I would assume that most us will have a corporate wide software deployment mechanism to get deploy these updates, report on compliance and ensure the patch level is maintained. For smaller shops, they will need to ensure that Microsoft Update is used on a machine as the standard Windows Update will not offer up patches for other Microsoft applications.
Update 14-4-2014: The discussion of Outlook patching again comes to mind due to a recent issue with Outlook 2013. This is discussed in KB 2863911 Outlook 2013 profile might not update after mailbox is moved to Exchange 2013
Extending Outlook Management
While we are on the topic of making sure that Outlook is being fully managed, please also make sure that the settings required by your organisation are being configured on Outlook. Outlook has provided extensive support for Group Policy and it is easy to configure the correct client settings via GPO. For reference the downloads are here:
One of the top support call generators when Exchange 2010 was first released was the change in RPC Client Access where the Exchange server required encryption to be enabled on the Outlook profile. Outlook 2003 does not select this option by default. If the Outlook client had been fully managed by GPO then this option could have been enabled and support issues minimised.

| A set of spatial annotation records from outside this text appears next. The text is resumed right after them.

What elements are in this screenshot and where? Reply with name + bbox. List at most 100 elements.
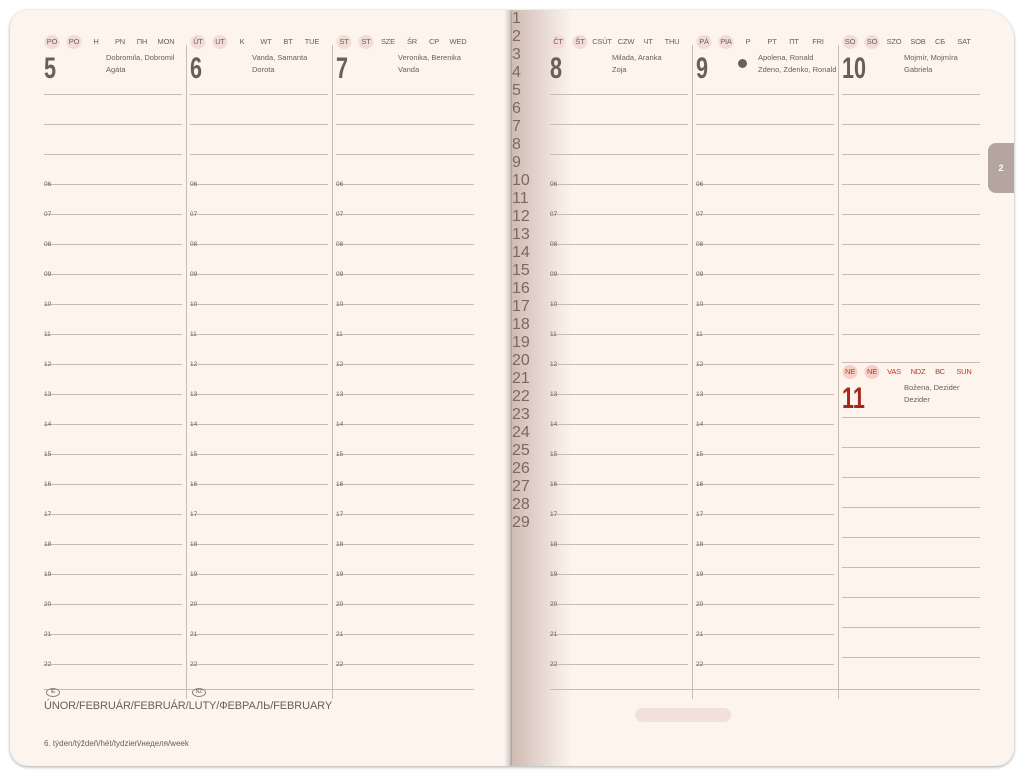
ruled-line[interactable] [44,364,182,365]
ruled-line[interactable] [190,244,328,245]
ruled-line[interactable] [842,657,980,658]
ruled-line[interactable] [696,604,834,605]
ruled-line[interactable] [696,304,834,305]
ruled-line[interactable] [336,484,474,485]
ruled-line[interactable] [550,604,688,605]
ruled-line[interactable] [44,664,182,665]
ruled-line[interactable] [842,627,980,628]
ruled-line[interactable] [44,304,182,305]
ruled-line[interactable] [44,604,182,605]
ruled-line[interactable] [696,94,834,95]
ruled-line[interactable] [44,274,182,275]
strip-day[interactable]: 12 [512,208,1014,226]
ruled-line[interactable] [696,154,834,155]
ruled-line[interactable] [190,304,328,305]
ruled-line[interactable] [550,424,688,425]
strip-day[interactable]: 3 [512,46,1014,64]
ruled-line[interactable] [336,364,474,365]
ruled-line[interactable] [44,124,182,125]
ruled-line[interactable] [696,124,834,125]
ruled-line[interactable] [44,184,182,185]
ruled-line[interactable] [842,447,980,448]
ruled-line[interactable] [550,544,688,545]
strip-day[interactable]: 29 [512,514,1014,532]
ruled-line[interactable] [550,214,688,215]
ruled-line[interactable] [336,394,474,395]
ruled-line[interactable] [190,604,328,605]
strip-day[interactable]: 11 [512,190,1014,208]
ruled-line[interactable] [190,544,328,545]
strip-day[interactable]: 20 [512,352,1014,370]
ruled-line[interactable] [44,244,182,245]
ruled-line[interactable] [842,417,980,418]
strip-day[interactable]: 17 [512,298,1014,316]
ruled-line[interactable] [696,364,834,365]
strip-day[interactable]: 14 [512,244,1014,262]
ruled-line[interactable] [190,424,328,425]
ruled-line[interactable] [44,154,182,155]
ruled-line[interactable] [550,154,688,155]
strip-day[interactable]: 13 [512,226,1014,244]
ruled-line[interactable] [842,362,980,363]
ruled-line[interactable] [550,634,688,635]
ruled-line[interactable] [842,597,980,598]
strip-day[interactable]: 16 [512,280,1014,298]
ruled-line[interactable] [44,214,182,215]
ruled-line[interactable] [696,244,834,245]
ruled-line[interactable] [336,184,474,185]
ruled-line[interactable] [44,394,182,395]
ruled-line[interactable] [550,274,688,275]
strip-day[interactable]: 27 [512,478,1014,496]
ruled-line[interactable] [336,634,474,635]
strip-day[interactable]: 9 [512,154,1014,172]
ruled-line[interactable] [696,214,834,215]
ruled-line[interactable] [550,334,688,335]
ruled-line[interactable] [336,94,474,95]
ruled-line[interactable] [842,537,980,538]
ruled-line[interactable] [550,484,688,485]
ruled-line[interactable] [336,154,474,155]
ruled-line[interactable] [190,514,328,515]
strip-day[interactable]: 28 [512,496,1014,514]
ruled-line[interactable] [190,154,328,155]
strip-day[interactable]: 5 [512,82,1014,100]
strip-day[interactable]: 4 [512,64,1014,82]
strip-day[interactable]: 23 [512,406,1014,424]
ruled-line[interactable] [842,214,980,215]
ruled-line[interactable] [842,274,980,275]
ruled-line[interactable] [696,424,834,425]
ruled-line[interactable] [190,214,328,215]
ruled-line[interactable] [696,184,834,185]
strip-day[interactable]: 8 [512,136,1014,154]
ruled-line[interactable] [550,394,688,395]
ruled-line[interactable] [696,274,834,275]
ruled-line[interactable] [336,604,474,605]
ruled-line[interactable] [696,664,834,665]
ruled-line[interactable] [336,574,474,575]
ruled-line[interactable] [336,124,474,125]
ruled-line[interactable] [696,454,834,455]
ruled-line[interactable] [336,214,474,215]
ruled-line[interactable] [550,364,688,365]
ruled-line[interactable] [44,94,182,95]
ruled-line[interactable] [190,124,328,125]
ruled-line[interactable] [696,484,834,485]
strip-day[interactable]: 15 [512,262,1014,280]
ruled-line[interactable] [44,454,182,455]
ruled-line[interactable] [550,124,688,125]
ruled-line[interactable] [550,244,688,245]
ruled-line[interactable] [696,394,834,395]
ruled-line[interactable] [44,514,182,515]
ruled-line[interactable] [336,664,474,665]
ruled-line[interactable] [44,634,182,635]
ruled-line[interactable] [696,544,834,545]
ruled-line[interactable] [336,334,474,335]
ruled-line[interactable] [190,664,328,665]
ruled-line[interactable] [190,574,328,575]
ruled-line[interactable] [842,567,980,568]
ruled-line[interactable] [550,184,688,185]
ruled-line[interactable] [190,274,328,275]
ruled-line[interactable] [336,244,474,245]
ruled-line[interactable] [842,334,980,335]
ruled-line[interactable] [842,124,980,125]
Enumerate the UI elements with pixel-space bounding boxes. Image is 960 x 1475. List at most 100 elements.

Just like many Exchange designs miss the CAS Namespace planning aspect, a lot also skip over making sure clients are at a good build level. Make sure Outlook is being fully managed and updated in your environment! Doing so will help mitigate issues and lead to improved user satisfaction with your messaging services. By proactively staying aligned with the support lifecycle you ensure that you are in a position to deploy a fix or security update with minimal additional work.
Please don't overlook Outlook! **
** Else you will make Ross's kitty sad. And we don't want that!!